Of the organizations we spoke to, 67% release new features at least every 2 weeks. And 20% of all organizations are releasing at least once per day across one of their teams. While this may be spread across multiple teams, this is still a very impressive cadence!
Rapid releases too often break user experience
Another finding from the DORA 2019 survey was that 23% of software changes fail in organizations that deploy code weekly or less frequently. So we set about to understand this. Why is this happening? And what’s going wrong?
27% of the organizations we surveyed said they commonly experience downtime after releasing a feature. That could be the result of a breaking change or poor performance, often when a production environment behaves differently than staging. Looking more closely at the reasons for change failures, 82% of teams commonly experience bugs or defects after releasing features. And 23% of teams experience slow pages or database queries. In large scale Fortune 500 enterprises these issues can be extremely costly. IDC finds that an hour of downtime can cost upwards of $500K.
And speaking of costly, 27% of teams found that new features were often poorly adopted or utilized. That’s a lot of development and operational effort for something that didn’t work out!
Most of these issues require more time and rework
Not only do teams frequently have bugs, performance issues, and downtime during a feature release, all of this takes time to find and fix. This impacts two key metrics, mean time to detect (MTTD) and mean time to resolve (MTTR). 74% of teams take greater than 1 hour to detect issues with new features and 38% take more than 1 day.
Once an issue is found, teams also often have to roll back code or hotfix it in production. Both of these practices can introduce additional risk. Of our survey, 41% of teams rollback or hotfix more than 10% of new features. If we add the numbers of teams that reported they do both hotfixes and rollbacks to those who do one or the other, we see that 29% of teams hotfix more than 10% of new features and 26% frequently roll back new features.

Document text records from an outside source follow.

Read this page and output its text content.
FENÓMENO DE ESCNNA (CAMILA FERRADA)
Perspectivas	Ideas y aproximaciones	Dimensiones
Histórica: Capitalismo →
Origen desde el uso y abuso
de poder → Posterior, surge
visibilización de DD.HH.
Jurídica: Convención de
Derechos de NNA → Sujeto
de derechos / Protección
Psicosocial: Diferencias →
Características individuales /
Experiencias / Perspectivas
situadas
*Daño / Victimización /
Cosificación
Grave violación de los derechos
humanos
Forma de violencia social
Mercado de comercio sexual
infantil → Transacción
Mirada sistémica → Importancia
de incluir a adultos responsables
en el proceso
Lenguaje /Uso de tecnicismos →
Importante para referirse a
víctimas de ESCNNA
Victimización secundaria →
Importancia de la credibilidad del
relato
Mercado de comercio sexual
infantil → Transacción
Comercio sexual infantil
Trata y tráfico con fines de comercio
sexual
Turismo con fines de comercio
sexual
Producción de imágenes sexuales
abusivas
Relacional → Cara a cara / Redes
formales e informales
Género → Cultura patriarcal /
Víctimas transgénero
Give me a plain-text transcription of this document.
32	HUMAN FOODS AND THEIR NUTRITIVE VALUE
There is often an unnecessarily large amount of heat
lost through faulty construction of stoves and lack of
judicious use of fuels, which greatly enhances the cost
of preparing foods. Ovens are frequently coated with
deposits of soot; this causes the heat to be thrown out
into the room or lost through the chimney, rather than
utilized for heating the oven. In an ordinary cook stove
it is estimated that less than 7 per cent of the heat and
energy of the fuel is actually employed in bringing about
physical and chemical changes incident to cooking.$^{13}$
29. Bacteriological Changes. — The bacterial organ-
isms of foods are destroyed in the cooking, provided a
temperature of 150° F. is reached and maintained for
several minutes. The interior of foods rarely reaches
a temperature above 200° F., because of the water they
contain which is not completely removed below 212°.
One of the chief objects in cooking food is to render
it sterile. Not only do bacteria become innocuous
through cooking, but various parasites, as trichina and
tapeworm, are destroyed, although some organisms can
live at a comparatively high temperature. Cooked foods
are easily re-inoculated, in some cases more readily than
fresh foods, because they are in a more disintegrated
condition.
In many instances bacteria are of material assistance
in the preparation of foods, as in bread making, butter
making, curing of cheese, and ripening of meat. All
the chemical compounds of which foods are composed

And hotfixes and rollbacks take even more time. The mean time to resolve (MTTR) for the teams we surveyed was greater than 1 day for 40% of teams and greater than 1 hour for 88% of teams.
The road ahead
Given that software development teams are already moving quickly, and in the process of deploying and releasing to production even more rapidly, how can we solve some of these issues? We’ve got a few tips:
- Catch bugs and performance issues before they create downtime. Practice gradual rollouts that expose new functionality to internal users, beta testers, and then progressively to large portions of your production users. This can help reduce the impact of an issue even when you weren’t able to catch it in staging. Feature flags can help you make gradual rollouts a reality.
- Tie together your application monitoring, error monitoring, and feature flags. Catch those bugs and performance issues as quickly as possible with integrated feature monitoring that can both detect small changes in performance or errors and can assign a root cause to the feature at fault. Leading organizations like Booking.com can do this in less than 3 minutes after a release.
- Avoid unnecessary work and redirect your team to features that have true impact. We found that 27% of organizations commonly released features that didn’t hit the mark. Finding these using experimentation to prove out effectiveness can ensure that all the sweat and tears you pour into your development process are valued in the end.